Generalized Covariance Functions for Mesoscale Wind Analysis and Data Assimilation

The streamfunction and velocity potential have been widely used as control variables in many operational variational data assimilation systems. For limited-area high-resolution data assimilation, the use of these two control variables was often found to degrade the analyses and forecasts when compared with the direct use the two components of horizontal velocity as control variables with no multivariate correlation. As this finding was essentially experimental, reasons for the degradations were largely unexplored. Theoretically, if the random vector field of horizontal velocity error is homogenous and isotropic as often assumed or estimated, then its associated streamfunction and velocity potential are uncorrelated but the two velocity components are not uncorrelated. This theoretical consideration favors the use of streamfunction and velocity potential as control variables over the velocity components.

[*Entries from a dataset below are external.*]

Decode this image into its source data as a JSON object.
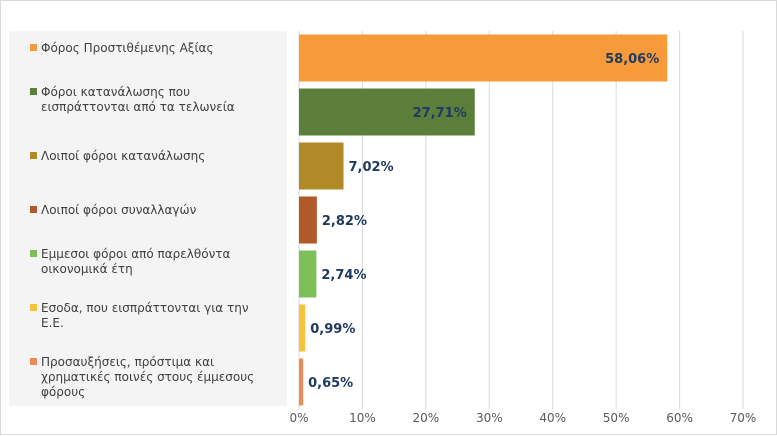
{
  "chart_data": {
    "type": "bar",
    "orientation": "horizontal",
    "categories": [
      "Φόρος Προστιθέμενης Αξίας",
      "Φόροι κατανάλωσης που εισπράττονται από τα τελωνεία",
      "Λοιποί φόροι κατανάλωσης",
      "Λοιποί φόροι συναλλαγών",
      "Εμμεσοι φόροι από παρελθόντα οικονομικά έτη",
      "Εσοδα, που εισπράττονται για την Ε.Ε.",
      "Προσαυξήσεις, πρόστιμα και χρηματικές ποινές στους έμμεσους φόρους"
    ],
    "category_lines": [
      [
        "Φόρος Προστιθέμενης Αξίας"
      ],
      [
        "Φόροι κατανάλωσης που",
        "εισπράττονται από τα τελωνεία"
      ],
      [
        "Λοιποί φόροι κατανάλωσης"
      ],
      [
        "Λοιποί φόροι συναλλαγών"
      ],
      [
        "Εμμεσοι φόροι από παρελθόντα",
        "οικονομικά έτη"
      ],
      [
        "Εσοδα, που εισπράττονται για την",
        "Ε.Ε."
      ],
      [
        "Προσαυξήσεις, πρόστιμα και",
        "χρηματικές ποινές στους έμμεσους",
        "φόρους"
      ]
    ],
    "values": [
      58.06,
      27.71,
      7.02,
      2.82,
      2.74,
      0.99,
      0.65
    ],
    "value_labels": [
      "58,06%",
      "27,71%",
      "7,02%",
      "2,82%",
      "2,74%",
      "0,99%",
      "0,65%"
    ],
    "colors": [
      "#f79b3a",
      "#5b7f3a",
      "#b08a26",
      "#b0592a",
      "#7fbf5a",
      "#f5c43a",
      "#ee8a55"
    ],
    "xlim": [
      0,
      70
    ],
    "x_ticks": [
      0,
      10,
      20,
      30,
      40,
      50,
      60,
      70
    ],
    "x_tick_labels": [
      "0%",
      "10%",
      "20%",
      "30%",
      "40%",
      "50%",
      "60%",
      "70%"
    ],
    "grid": "vertical",
    "legend": "left",
    "title": "",
    "xlabel": "",
    "ylabel": ""
  }
}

However, when the auto- and cross-covariance functions for the two velocity components are derived from two uncorrelated Gaussian-type auto-covariance functions (mimicked by the operationally used recursive filter) for the streamfunction and velocity potential, the derived auto- and cross-covariance functions contain negative sidelobes. These negative sidelobes can cause unrealistic features in analyzed winds outside the data covered areas (as often observed in mesoscale and storm-scale wind analyses performed with high-resolution radar wind data). The negative sidelobes can provide a theoretical explanation for aforementioned degradations. It is thus necessary to eliminate the negative sidelobes in order to improve the use of streamfunction and velocity potential as control variables, but this requires the covariance functions to be formulated in terms of generalized functions (or distributions). The detailed formulations will be presented at the conference and their applications to radar wind data analysis will be discussed with experimental results.